Anything that breaks a rule gets flagged or declined at the moment of purchase, not surfaced three weeks later in a reconciliation.

That's the part that traditional bank cards and written policies can't replicate together.

Step 4: Let employees spend and upload receipts in real-time

Employees spend the way they normally would, online or in person.

The second a transaction goes through, they get a push notification on the Pemo mobile app asking for a receipt.

One tap, photo of the receipt, done. The receipt auto-matches to the transaction in the background.

The end-of-month receipt chase from finance disappears, along with the shoebox of unsorted receipts in someone's desk drawer.

Step 5: Reconcile And Close Books Faster

At month-end, transactions are already categorised by Pemo Copilot and synced to your accounting platform.

The finance team's job shifts from data entry to review, as VAT-ready exports come straight out of the dashboard.

Get started with Pemo for free

Most UAE businesses have run on some version of cash, reimbursements, paper policies, and bank cards for years.

That's how the system has worked, and for a long time it was the only option.

The pace at which UAE businesses operate in 2026, with faster scaling, more currencies, corporate tax compliance, and multi-location teams, has outgrown what those tools were designed to do.

The teams I see handling this best aren't trying to make the old setup work harder.

They've swapped bank cards for virtual ones, replaced PDF policies with rules that live on each card, and given up the monthly spreadsheet reconciliation for a live dashboard.

If you're looking for expense management software with smart corporate cards for your UAE-based team that offers:

  • Spending controls and spending approval workflows.
  • Auto-receipt matching with no manual cross-checking.
  • Real-time visibility into every dirham spent.
  • Direct sync with QuickBooks, Xero, Tally, and Zoho Books.

Then you can sign up for the free Kickoff plan or book a demo to see why over 10,000 businesses across the MENA region run on Pemo.

Controlling employee spending FAQs

What's the best way to control employee spending in a small business in the UAE?

For most UAE SMEs in 2026, the best approach combines virtual corporate cards with spend management software.

The cards give employees the means to spend, the software enforces the rules in real time, and the whole setup syncs with your accounting platform, so finance isn't doing manual reconciliation.

You can start with Pemo’s free plan.

Are virtual corporate cards safer than physical ones?

In most cases, yes.

Virtual cards can be created for a single transaction or a single vendor, frozen instantly from your phone, and limited by merchant category.

A leaked card number is cancelled and reissued in seconds, with no courier or bank involved.

Physical cards still have their place for in-person spending, but virtual cards reduce the surface area for fraud significantly.

How do virtual corporate cards work for businesses in the UAE?
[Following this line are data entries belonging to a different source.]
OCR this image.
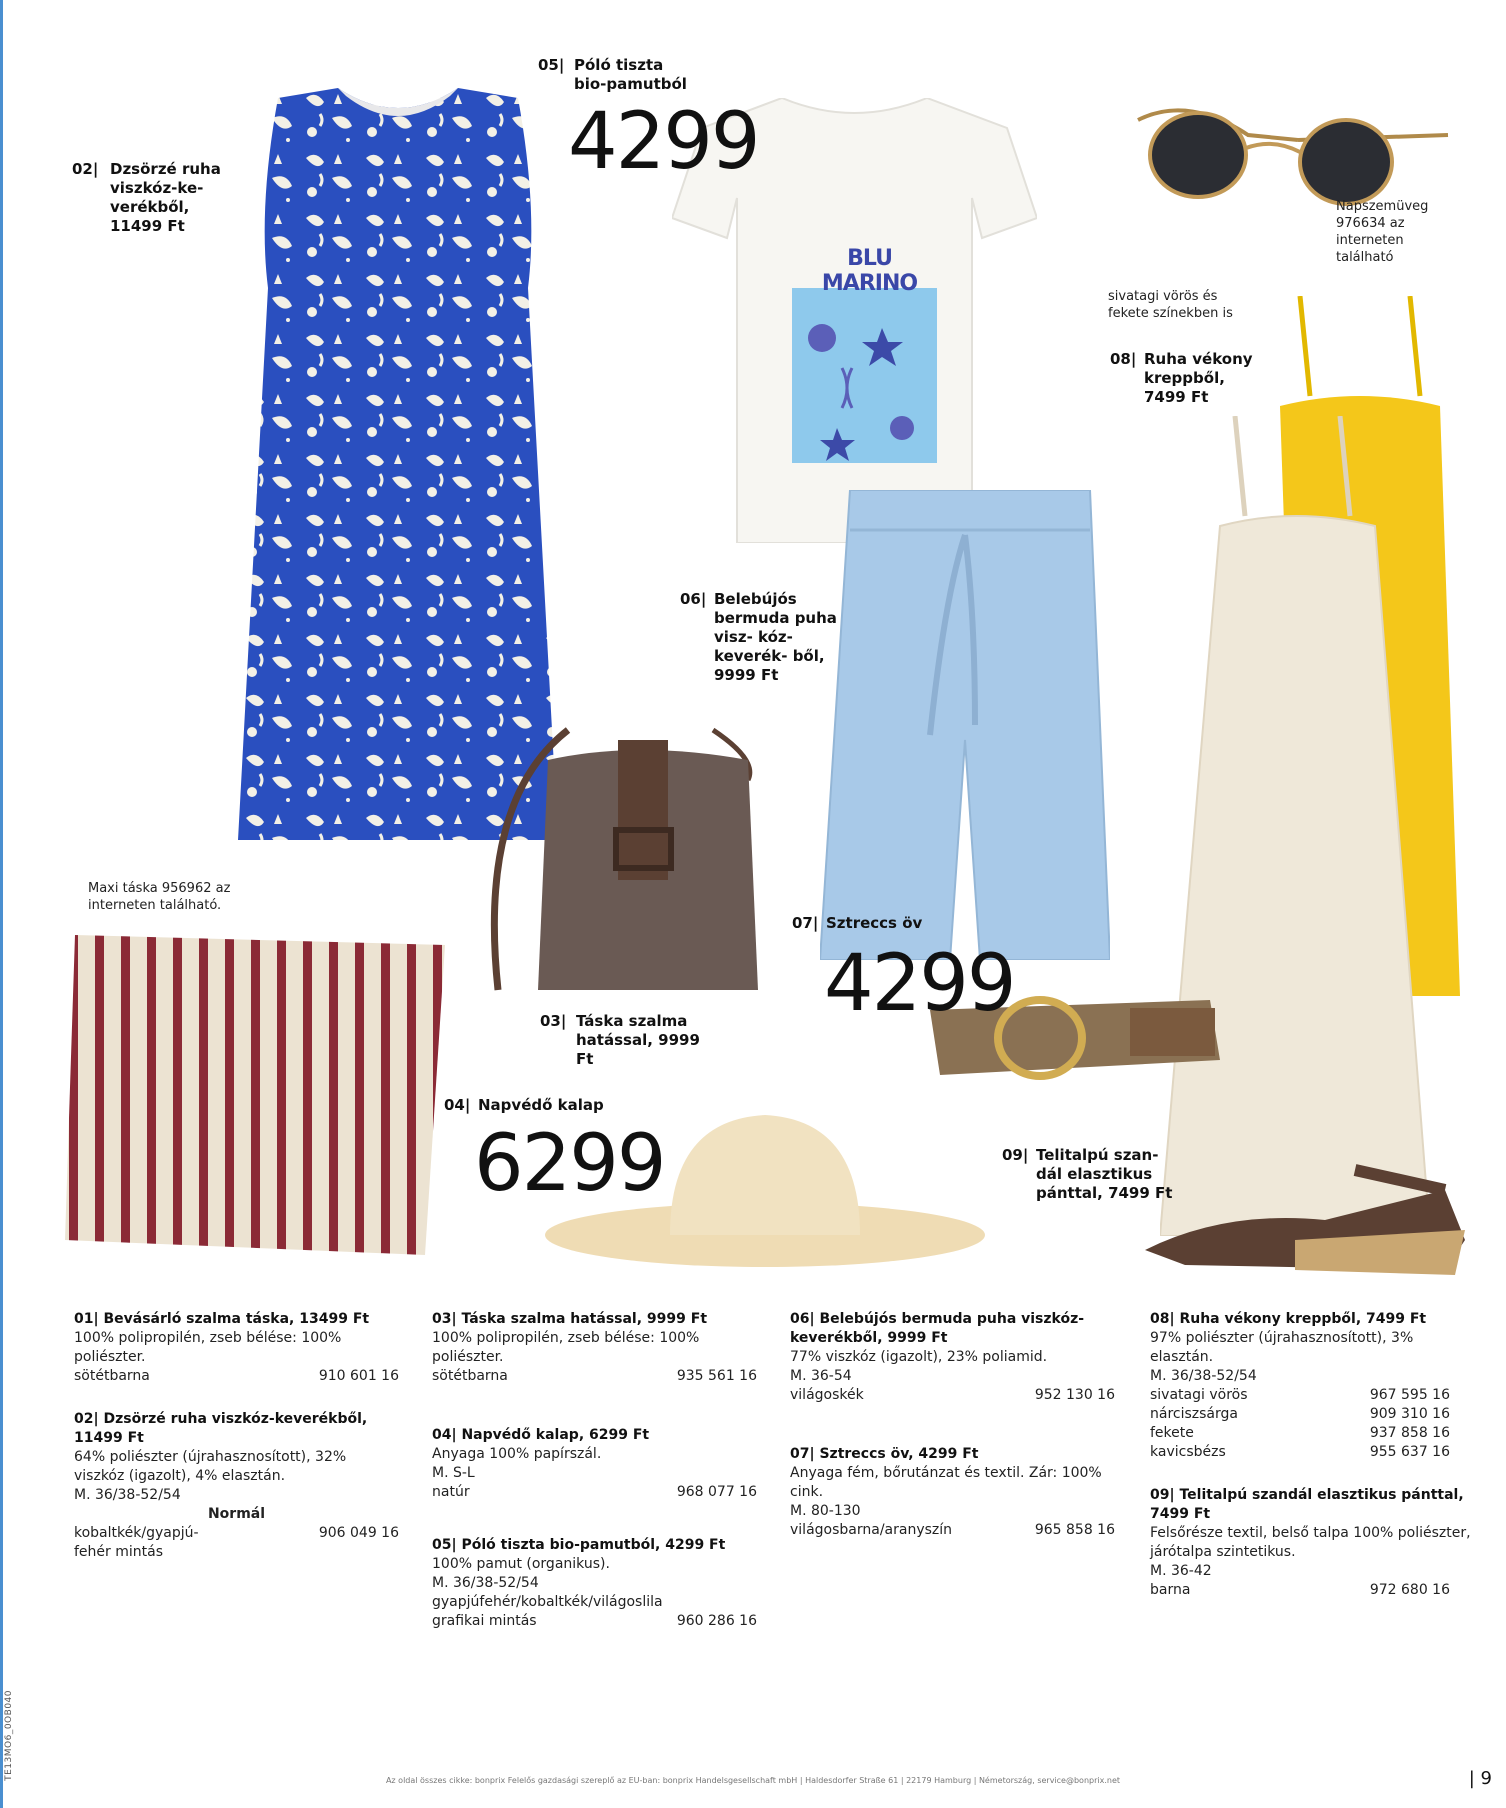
TE13MO6_0OB040
BLU MARINO
02| Dzsörzé ruha viszkóz-ke- verékből, 11499 Ft
05| Póló tiszta bio-pamutból
4299
Napszemüveg 976634 az interneten található
sivatagi vörös és fekete színekben is
08| Ruha vékony kreppből, 7499 Ft
06| Belebújós bermuda puha visz- kóz-keverék- ből, 9999 Ft
Maxi táska 956962 az interneten található.
07| Sztreccs öv
4299
03| Táska szalma hatással, 9999 Ft
04| Napvédő kalap
6299	09| Telitalpú szan- dál elasztikus pánttal, 7499 Ft
01| Bevásárló szalma táska, 13499 Ft
100% polipropilén, zseb bélése: 100% poliészter.
sötétbarna	910 601 16
02| Dzsörzé ruha viszkóz-keverékből, 11499 Ft
64% poliészter (újrahasznosított), 32% viszkóz (igazolt), 4% elasztán.
M. 36/38-52/54
Normál
kobaltkék/gyapjú-fehér mintás
906 049 16
03| Táska szalma hatással, 9999 Ft
100% polipropilén, zseb bélése: 100% poliészter.
sötétbarna	935 561 16
04| Napvédő kalap, 6299 Ft
Anyaga 100% papírszál.
M. S-L
natúr	968 077 16
05| Póló tiszta bio-pamutból, 4299 Ft
100% pamut (organikus).
M. 36/38-52/54
gyapjúfehér/kobaltkék/világoslila grafikai mintás	960 286 16
06| Belebújós bermuda puha viszkóz-keverékből, 9999 Ft
77% viszkóz (igazolt), 23% poliamid.
M. 36-54
világoskék	952 130 16
07| Sztreccs öv, 4299 Ft
Anyaga fém, bőrutánzat és textil. Zár: 100% cink.
M. 80-130
világosbarna/aranyszín	965 858 16
08| Ruha vékony kreppből, 7499 Ft
97% poliészter (újrahasznosított), 3% elasztán.
M. 36/38-52/54
sivatagi vörös	967 595 16
nárciszsárga	909 310 16
fekete	937 858 16
kavicsbézs	955 637 16
09| Telitalpú szandál elasztikus pánttal, 7499 Ft
Felsőrésze textil, belső talpa 100% poliészter, járótalpa szintetikus.
M. 36-42
barna	972 680 16
Az oldal összes cikke: bonprix Felelős gazdasági szereplő az EU-ban: bonprix Handelsgesellschaft mbH | Haldesdorfer Straße 61 | 22179 Hamburg | Németország, service@bonprix.net	| 9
You sign up with a provider like Pemo, fund a corporate wallet, and issue virtual cards to your team.

Each card draws from the wallet, can be capped by amount or category, and processes as a regular Visa or Mastercard at any merchant that accepts those networks.

Transactions show up in a live dashboard, so finance teams have visibility from the moment a card is used.
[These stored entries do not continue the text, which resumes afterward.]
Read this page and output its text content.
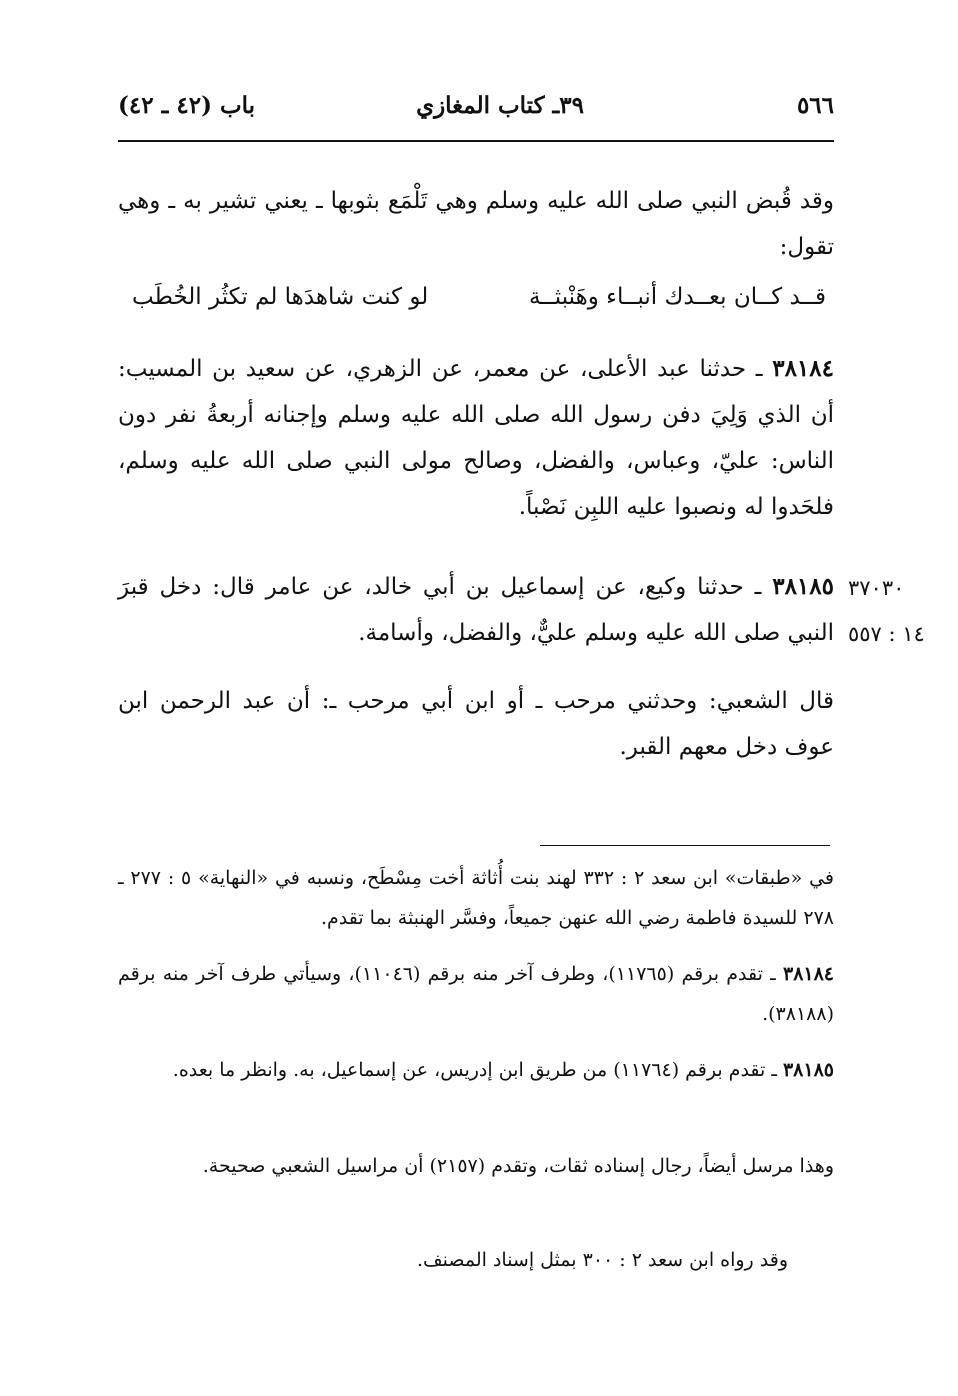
٥٦٦
٣٩ـ كتاب المغازي
باب (٤٢ ـ ٤٢)

وقد قُبض النبي صلى الله عليه وسلم وهي تَلْمَع بثوبها ـ يعني تشير به ـ وهي تقول:

قــد كــان بعــدك أنبــاء وهَنْبثــة
لو كنت شاهدَها لم تكثُر الخُطَب

٣٨١٨٤ ـ حدثنا عبد الأعلى، عن معمر، عن الزهري، عن سعيد بن المسيب: أن الذي وَلِيَ دفن رسول الله صلى الله عليه وسلم وإجنانه أربعةُ نفر دون الناس: عليّ، وعباس، والفضل، وصالح مولى النبي صلى الله عليه وسلم، فلحَدوا له ونصبوا عليه اللبِن نَصْباً.

٣٨١٨٥ ـ حدثنا وكيع، عن إسماعيل بن أبي خالد، عن عامر قال: دخل قبرَ النبي صلى الله عليه وسلم عليٌّ، والفضل، وأسامة.

٣٧٠٣٠
١٤ : ٥٥٧

قال الشعبي: وحدثني مرحب ـ أو ابن أبي مرحب ـ: أن عبد الرحمن ابن عوف دخل معهم القبر.

في «طبقات» ابن سعد ٢ : ٣٣٢ لهند بنت أُثاثة أخت مِسْطَح، ونسبه في «النهاية» ٥ : ٢٧٧ ـ ٢٧٨ للسيدة فاطمة رضي الله عنهن جميعاً، وفسَّر الهنبثة بما تقدم.

٣٨١٨٤ ـ تقدم برقم (١١٧٦٥)، وطرف آخر منه برقم (١١٠٤٦)، وسيأتي طرف آخر منه برقم (٣٨١٨٨).

٣٨١٨٥ ـ تقدم برقم (١١٧٦٤) من طريق ابن إدريس، عن إسماعيل، به. وانظر ما بعده.

وهذا مرسل أيضاً، رجال إسناده ثقات، وتقدم (٢١٥٧) أن مراسيل الشعبي صحيحة.

وقد رواه ابن سعد ٢ : ٣٠٠ بمثل إسناد المصنف.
Do I really need a separate expense management tool if I already have A corporate bank card?

For very small teams, maybe not.

Once you're past about five employees making regular purchases, though, the gap shows.

Bank cards rarely give you per-employee controls, receipt capture, automated categorisation, or live dashboards in a single package.

You can layer an expense tool on top of a bank card, but most teams find it simpler to use a platform like Pemo that handles the card and the software together.

Can I set spending limits per employee with a virtual corporate card?

Yes. With Pemo (and most modern spend management platforms), every virtual card can have its own monthly limit, per-transaction cap, and merchant category restrictions.

You can also build approver chains so any transaction above a set threshold needs sign-off before it goes through.